Credit: NATO Training Mission-Afghanistan on Flickr, under Creative Commons (CC BY-SA 2.0)

(WOMENSENEWS)–Activists and advocacy groups are welcoming Afghan President Hamid Karzai’s decision earlier this week to withhold his signature from the draft of new criminal legislation, which contains an article banning relatives from testifying against each other that would have shielded perpetrators of domestic violence, forced marriage and child abuse.

“This is a big win for the Afghan civil society and it is a testimony that they have come a long way during the past 12 years,” Hamid Arsalan, Afghan analyst at the National Endowment for Democracy, based in Washington, D.C., told Women’s eNews in an email interview.

He said that by not signing article 26 of the new criminal prosecution code, Karzai has given women’s activists a second chance to press their demands in parliament.

“The key change that the civil society demands for article 26 is that relatives of the victims of domestic violence be able to testify as witness in domestic violence cases,” said Arsalan.

Article 26 also bars doctors and psychiatrists from providing evidence, which activists say would make it virtually impossible to get a conviction in most domestic cases of abuses.

Karzai yielded to pressure from activists and western governments and ordered changes to the brief section of the law that had caused the outcry, The Guardian reported Feb. 17.

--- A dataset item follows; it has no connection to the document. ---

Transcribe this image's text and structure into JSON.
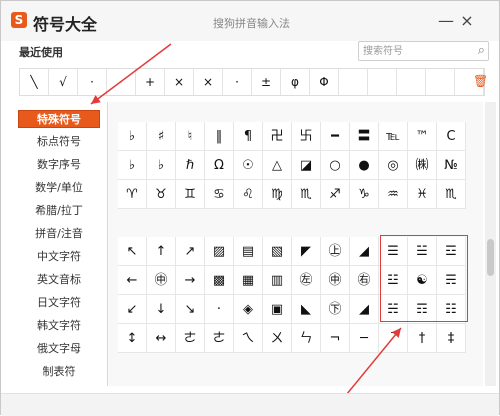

Manizha Naderi, executive director of Women for Afghan Women, a human rights organization based in Queens, N.Y., said she is “thrilled” to see the text go back to the Ministry of Justice for revision.

“Now we are going to be very attentive to what is going to happen and we are going to work with the Ministry of Justice to give them our recommendations on what should be in that article,” Naderi told Women’s eNews in a phone interview.

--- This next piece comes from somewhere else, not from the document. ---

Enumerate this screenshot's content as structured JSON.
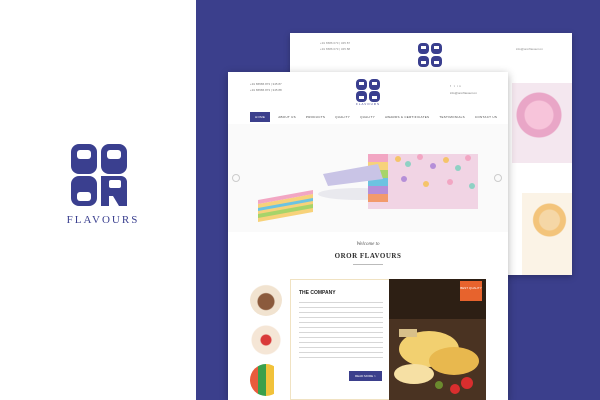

Naderi said that family members should be able to testify against each other and “say something.”

Aimal Faizi, Karzai’s spokesperson, said in a Feb.17 post on Twitter that the new “Afghan criminal prosecution code won’t come into force unless new amendments are made.”

“This law will not bar any relative or any family member to testify against each other or another member of their family,” Faizi told the Associated Press. “It will be up to them. They will have the freedom.”

Decision Applauded

Karzai’s decision set off a torrent of plaudits on Twitter from groups including Women Living Under Muslim Laws and Fariba Nawa, an Afghan journalist and also a contributor for Women’s eNews.

Reports of violence against women increased by 28 percent from October 2012 through September 2013, found a December report released by the United Nations.

In a few months, Karzai will be leaving office as he won’t be able to run for reelection in April 2014.

“I hope in the remaining months of his term, the president will live up to the precedent he first set in 2009 when he approved the Elimination of Violence Against Women law and take action to fully and effectively implement the law and block any additional attempts to weaken it,” Julia Drost, policy and advocacy associate for Amnesty International USA’s women’s human rights program, said in an email interview.

She also urges the country’s Ministry of Justice, which is in charge of making the revisions, to “take measurable steps to eradicate discrimination against women and ensure that survivors of domestic violence, rape and other violent crimes have a clear path to justice.”